A violent service delivery protest erupted when Chris Hani informal settlement residents in Site C barricaded the N2 with heavy metal objects and rubbish before burning a Golden Arrow bus in the early hours of Monday June 12.
The residents blocked a section of the N2, demanding better service delivery and electricity.
The road remained closed for about two hours and traffic had to be diverted until the debris had been cleared.
From as early as 3am, residents had already started blocking the road, with the freezing weather doing little to dampen their spirits.
A fortnight ago the same residents had blocked the roads causing heavy delays and frustration for commuters travelling to and from work.
They also accused their ward councillor Ntomboxolo Kopman from the ANC of turning a blind eye to their challenges.
They said they were fed up with Ms Kopman and demanded that she should be removed as the ward councillor for failing to address their needs.
They have also vowed to intensify their fight if their pleas are ignored.
With the recent heavy downpours and more rain expected, the residents said these were a harsh reminder of the inhumane living conditions they had been subjected to.

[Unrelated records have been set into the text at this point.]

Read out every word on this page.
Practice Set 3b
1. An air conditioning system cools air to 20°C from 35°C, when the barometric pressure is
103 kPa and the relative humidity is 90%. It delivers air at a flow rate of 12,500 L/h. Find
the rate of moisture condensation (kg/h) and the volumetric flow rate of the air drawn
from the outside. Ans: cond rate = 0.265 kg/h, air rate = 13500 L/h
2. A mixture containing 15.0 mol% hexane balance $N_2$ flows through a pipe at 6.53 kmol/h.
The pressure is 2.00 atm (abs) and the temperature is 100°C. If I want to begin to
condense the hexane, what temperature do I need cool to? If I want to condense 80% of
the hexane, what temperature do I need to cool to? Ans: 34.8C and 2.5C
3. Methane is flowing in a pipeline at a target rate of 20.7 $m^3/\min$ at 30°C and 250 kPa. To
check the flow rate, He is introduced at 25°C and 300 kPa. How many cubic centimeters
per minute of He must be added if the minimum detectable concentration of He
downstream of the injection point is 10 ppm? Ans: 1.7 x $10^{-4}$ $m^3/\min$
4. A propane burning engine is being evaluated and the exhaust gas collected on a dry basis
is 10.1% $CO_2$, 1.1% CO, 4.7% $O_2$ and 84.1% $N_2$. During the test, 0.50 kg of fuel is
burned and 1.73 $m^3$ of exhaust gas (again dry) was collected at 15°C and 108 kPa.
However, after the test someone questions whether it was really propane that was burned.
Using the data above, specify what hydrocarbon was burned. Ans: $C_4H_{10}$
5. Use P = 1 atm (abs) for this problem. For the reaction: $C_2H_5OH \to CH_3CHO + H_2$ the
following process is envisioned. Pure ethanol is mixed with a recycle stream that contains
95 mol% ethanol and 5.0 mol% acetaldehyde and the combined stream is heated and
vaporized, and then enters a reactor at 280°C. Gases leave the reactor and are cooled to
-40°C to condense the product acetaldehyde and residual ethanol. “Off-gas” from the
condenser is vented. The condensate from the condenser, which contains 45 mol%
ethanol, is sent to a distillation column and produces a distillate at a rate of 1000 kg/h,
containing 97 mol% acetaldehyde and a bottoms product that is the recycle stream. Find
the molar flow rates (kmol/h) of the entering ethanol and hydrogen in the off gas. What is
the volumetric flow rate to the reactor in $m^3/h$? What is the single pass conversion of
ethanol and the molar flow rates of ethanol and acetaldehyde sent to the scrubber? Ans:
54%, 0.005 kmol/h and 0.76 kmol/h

Resident Nokhawa Maphanga said she had been living in the area for more than 20 years and nothing had changed.
She claimed their ward councillor often told them that they did not belong in her ward, but when she was campaigning for votes, she promised to tackle their issues immediately.
Ms Maphanga said while residents had reaped some of the benefits of freedom, they were still “living like dogs”.
She said during the heavy storm that battered the province last week, their homes were cold and flooded and they were unable to buy heaters because they did not have electricity to connect them to.
Ms Maphanga said the people whose electricity supply they tapped into, often victimised and overcharged them.
“I’m paying about R300 a month just for electricity.
“I could have saved that money but because I need electricity I need to pay that money because paraffin is expensive. Are we asking too much?”
Ms Kopman told Vukani that on Tuesday June 13, the City of Cape Town and residents held a meeting and reached an amicable solution.
She said they were informed that 50 percent of the land belongs to the City and the other half belongs to the province hence the area could not be electrified.
She explained that the City took a decision to write a letter to the province to ask for the land to be transferred to them so that they could instruct Eskom to start with the process of connecting electricity.
“Next week Tuesday we will have another meeting to hear the feedback but it seems that the province agrees to allow the City to have the land.
“We will have monthly meetings with the residents until this issue has been put to bed. The accusations that I have neglected them are false,” she said.
Golden Arrow Bus spokeperson Bronwen Dyke confirmed to Vukani that the bus was set alight by group of residents that were protesting.
She said there were no injuries reported.
Another resident, Siyavuya Nkale, who said she had had enough of living without electricity, appealed to government to speed up service delivery in township areas.
Anda Ntsodo, mayoral committee member for area east, said the City is still engaging provincial government on the land ownership status of the Chris Hani informal settlement in the area of Site C, Khayelitsha.
As soon as we receive feedback, he said they will engage Eskom for their assessment of the settlement.
“It’s only then we will be able to provide an outcome/ way forward to the community.”